Baby D has turned 1.5 years old today (God bless!). To mark the same in my sanctum, I will allude to Montessori’s noteworthy research-based discoveries concerned with toddlerhood, most of which are related to gross motor skills.
★ One and a half years is when the preparation of the upper and the lower limbs coincides.
★ 1.5 – 2 years of age is an epoch of development in which special care must be taken not to destroy the tendencies of life.
★ If one observes a child of this age, one sees that there are certain activities that the child sets out to do. To us they may seem absurd, but that does not matter. He must carry them out completely. There is a vital urge to carry out certain things and if the cycle of this urge is broken, the result is deviation and lack of purpose.
“Never help a child with a task at which he feels he can succeed.”
★ In other words, do not sympathise or offer help when the child is in the middle of their own chosen cycle of activity. This seemingly tiny distraction could become a great repression of this age. The deviations of many ‘difficult’ children are traced back to this interrupted cycle in their childhood.
★ We must not make the child follow us, we must follow the child. Let the child walk and explore this world. We need to just supervise their actions but not change their track. This subtle act of offering independence could have a great impact in their character formation in adulthood.
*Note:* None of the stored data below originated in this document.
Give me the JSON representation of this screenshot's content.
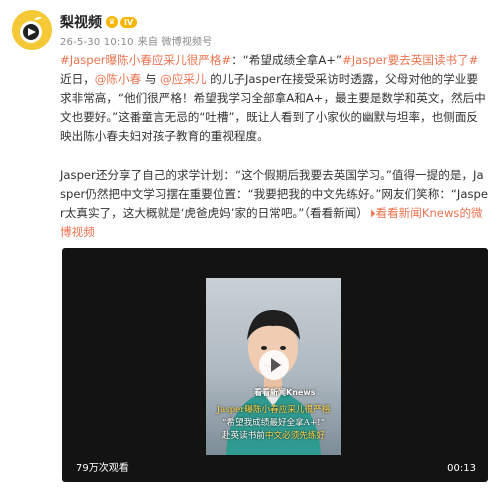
{
  "post": {
    "username": "梨视频",
    "vip_badge": "IV",
    "date": "26-5-30 10:10",
    "source": "来自 微博视频号",
    "p1": {
      "tag1": "#Jasper曝陈小春应采儿很严格#",
      "t1": "：“希望成绩全拿A+”",
      "tag2": "#Jasper要去英国读书了#",
      "t2": " 近日，",
      "at1": "@陈小春",
      "t3": " 与 ",
      "at2": "@应采儿",
      "t4": " 的儿子Jasper在接受采访时透露，父母对他的学业要求非常高，“他们很严格！希望我学习全部拿A和A+，最主要是数学和英文，然后中文也要好。”这番童言无忌的“吐槽”，既让人看到了小家伙的幽默与坦率，也侧面反映出陈小春夫妇对孩子教育的重视程度。"
    },
    "p2": {
      "t1": "Jasper还分享了自己的求学计划：“这个假期后我要去英国学习。”值得一提的是，Jasper仍然把中文学习摆在重要位置：“我要把我的中文先练好。”网友们笑称：“Jasper太真实了，这大概就是‘虎爸虎妈’家的日常吧。”（看看新闻）",
      "link": "看看新闻Knews的微博视频"
    }
  },
  "video": {
    "watermark": "看看新闻Knews",
    "caption1": "Jasper曝陈小春应采儿很严格",
    "caption2": "“希望我成绩最好全拿A+!”",
    "caption3a": "赴英读书前",
    "caption3b": "中文必须先练好",
    "views": "79万次观看",
    "duration": "00:13"
  },
  "colors": {
    "link": "#eb7350",
    "avatar_bg": "#f4c935",
    "video_bg": "#131313",
    "caption_yellow": "#ffd84a"
  },
  "icons": {
    "avatar": "pear-video-logo-icon",
    "vip": "crown-icon",
    "link": "video-link-icon",
    "play": "play-icon"
  }
}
★ The child at this age has his own laws of growth. We must not impose ourselves on him.
★ If independence is there, the child progresses very rapidly. If it is not there, the progress is very slow.
★The child who is capable of walking alone must walk by himself because all development is strengthened by exercise and all acquisition confirmed by the same.
“He can’t walk, we carry him; he can’t work, we do it for him; on the threshold of life we give him an inferiority complex.”
Being a toddler mom myself, I am positively overwhelmed by “The Absorbent Mind” for its unfailing guidance on parental self-improvement. The book celebrates the rawness of childhood; throughout the chapters I have gone through, the author insists upon studying the unexplored behavior of babies and young children in order to aptly facilitate (and not manipulate) their characterization. Though some of the above mentioned ideologies aren’t unfamiliar to me, the entirety of Montessori’s observation is a definite eye-opener to my ongoing tapestry of parenting.
I dedicate this article to all the contemporary toddler moms who, after reading this post feel, “Got it. I’ll do better hereafter.”